Here, example.com refers to the domain that points to the server’s IPv6 address with an AAAA record.

However, this is where I hit another roadblock. I was not able to build the app. The build process errored halfway through, with the following message:

SocketError: Failed to open TCP connection to rubygems.org:443 (Hostname not known: rubygems.org) (https://rubygems.org/specs.4.8.gz)

My mind immediately thought it was the same issue as GitHub: lack of IPv6 support. However, I was able to ping rubygems.org from the server, so I eliminated that possibility.

This is where I ran into an important distinction: the host server’s network is not the same as the network inside a Docker container. My application build wasn’t running on the host directly; it was running inside an isolated container. By default, Docker doesn’t enable IPv6 on its internal networks. So, while my server could see the wider IPv6 internet, the build container was trapped in an IPv4-only world. Any attempt to reach an IPv6 address from within it was doomed to fail.

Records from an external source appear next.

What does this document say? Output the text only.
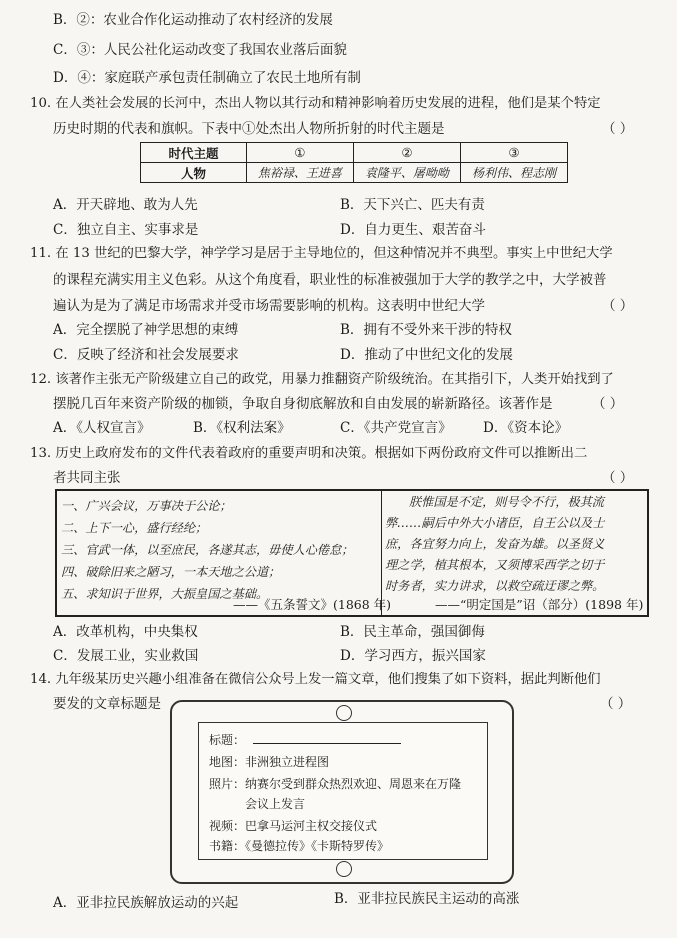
B．②：农业合作化运动推动了农村经济的发展
C．③：人民公社化运动改变了我国农业落后面貌
D．④：家庭联产承包责任制确立了农民土地所有制
10. 在人类社会发展的长河中，杰出人物以其行动和精神影响着历史发展的进程，他们是某个特定
历史时期的代表和旗帜。下表中①处杰出人物所折射的时代主题是	（ ）
时代主题	①	②	③
人物	焦裕禄、王进喜	袁隆平、屠呦呦	杨利伟、程志刚
A．开天辟地、敢为人先	B．天下兴亡、匹夫有责
C．独立自主、实事求是	D．自力更生、艰苦奋斗
11. 在 13 世纪的巴黎大学，神学学习是居于主导地位的，但这种情况并不典型。事实上中世纪大学
的课程充满实用主义色彩。从这个角度看，职业性的标准被强加于大学的教学之中，大学被普
遍认为是为了满足市场需求并受市场需要影响的机构。这表明中世纪大学	（ ）
A．完全摆脱了神学思想的束缚	B．拥有不受外来干涉的特权
C．反映了经济和社会发展要求	D．推动了中世纪文化的发展
12. 该著作主张无产阶级建立自己的政党，用暴力推翻资产阶级统治。在其指引下，人类开始找到了
摆脱几百年来资产阶级的枷锁，争取自身彻底解放和自由发展的崭新路径。该著作是	（ ）
A．《人权宣言》	B．《权利法案》	C．《共产党宣言》 D．《资本论》
13. 历史上政府发布的文件代表着政府的重要声明和决策。根据如下两份政府文件可以推断出二
者共同主张	（ ）
一、广兴会议，万事决于公论；
二、上下一心，盛行经纶；
三、官武一体，以至庶民，各遂其志，毋使人心倦怠；
四、破除旧来之陋习，一本天地之公道；
五、求知识于世界，大振皇国之基础。
——《五条誓文》(1868 年)
朕惟国是不定，则号令不行，极其流
弊……嗣后中外大小诸臣，自王公以及士
庶，各宜努力向上，发奋为雄。以圣贤义
理之学，植其根本，又须博采西学之切于
时务者，实力讲求，以救空疏迂谬之弊。
——“明定国是”诏（部分）(1898 年)
A．改革机构，中央集权	B．民主革命，强国御侮
C．发展工业，实业救国	D．学习西方，振兴国家
14. 九年级某历史兴趣小组准备在微信公众号上发一篇文章，他们搜集了如下资料，据此判断他们
要发的文章标题是	（ ）
标题：
地图：非洲独立进程图
照片：纳赛尔受到群众热烈欢迎、周恩来在万隆
会议上发言
视频：巴拿马运河主权交接仪式
书籍：《曼德拉传》《卡斯特罗传》
A．亚非拉民族解放运动的兴起	B．亚非拉民族民主运动的高涨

I had to configure the Docker daemon to support IPv6 by editing /etc/docker/daemon.json. This file might not exist by default, so you may need to create it. Since I was allocated a /64 block of IPv6 addresses, I used a smaller /80 subnet for Docker to avoid conflicts with host networking:

{
  "ipv6": true,
  "fixed-cidr-v6": "2001:db8:1234:5678:1000::/80"
}

This reserves a /80 subnet (281 trillion addresses) for Docker containers while leaving the rest of my /64 allocation available for other uses.

Then I restarted Docker:

$ sudo systemctl restart docker

For Dokku apps to work with IPv6, I needed to configure the app to bind to all interfaces instead of just localhost. This setting ensures the app listens on [::]:PORT (all IPv6 interfaces) rather than just 127.0.0.1:PORT (IPv4 localhost only), which is essential for IPv6-only servers.

$ dokku network:set my-app bind-all-interfaces true

Then rebuild the app to apply the network changes:

$ dokku ps:rebuild my-app

That’s it! The only thing remaining was to make it accessible over HTTPS. Dokku provides a plugin to get a certificate automatically using Let’s Encrypt. Even though I still had to use the gh-v6.com proxy to install it, their validation process worked perfectly over IPv6:

$ sudo dokku plugin:install https://gh-v6.com/dokku/dokku-letsencrypt/archive/refs/tags/0.22.0.tar.gz --name letsencrypt
$ sudo dokku letsencrypt:cron-job --add
$ dokku letsencrypt:set my-app email email@example.com
$ dokku letsencrypt:enable my-app

I was done! I was able to access my app over HTTPS, both locally and from the internet.


Conclusion

When I started this project, my main goal was to escape the limitations and high costs of commercial PaaS platforms. The IPv6-only server was initially just a way to save a few cents, but this journey revealed a much bigger win. It turns out, you don’t have to choose between a polished, git push-to-deploy workflow and the freedom of your own hardware. By pairing a tool like Dokku with an affordable VPS, you can have both.

The final piece of this setup, and what makes it so practical, is using Cloudflare as a proxy. This gives you the best of both worlds. My server gets to be lean and modern, running only on IPv6—which means a simpler configuration and a smaller attack surface. At the same time, anyone on the internet can access my site because Cloudflare handles the messy business of translating legacy IPv4 traffic. It’s a clean, secure backend with universal access, and a powerful blueprint for any modern web application.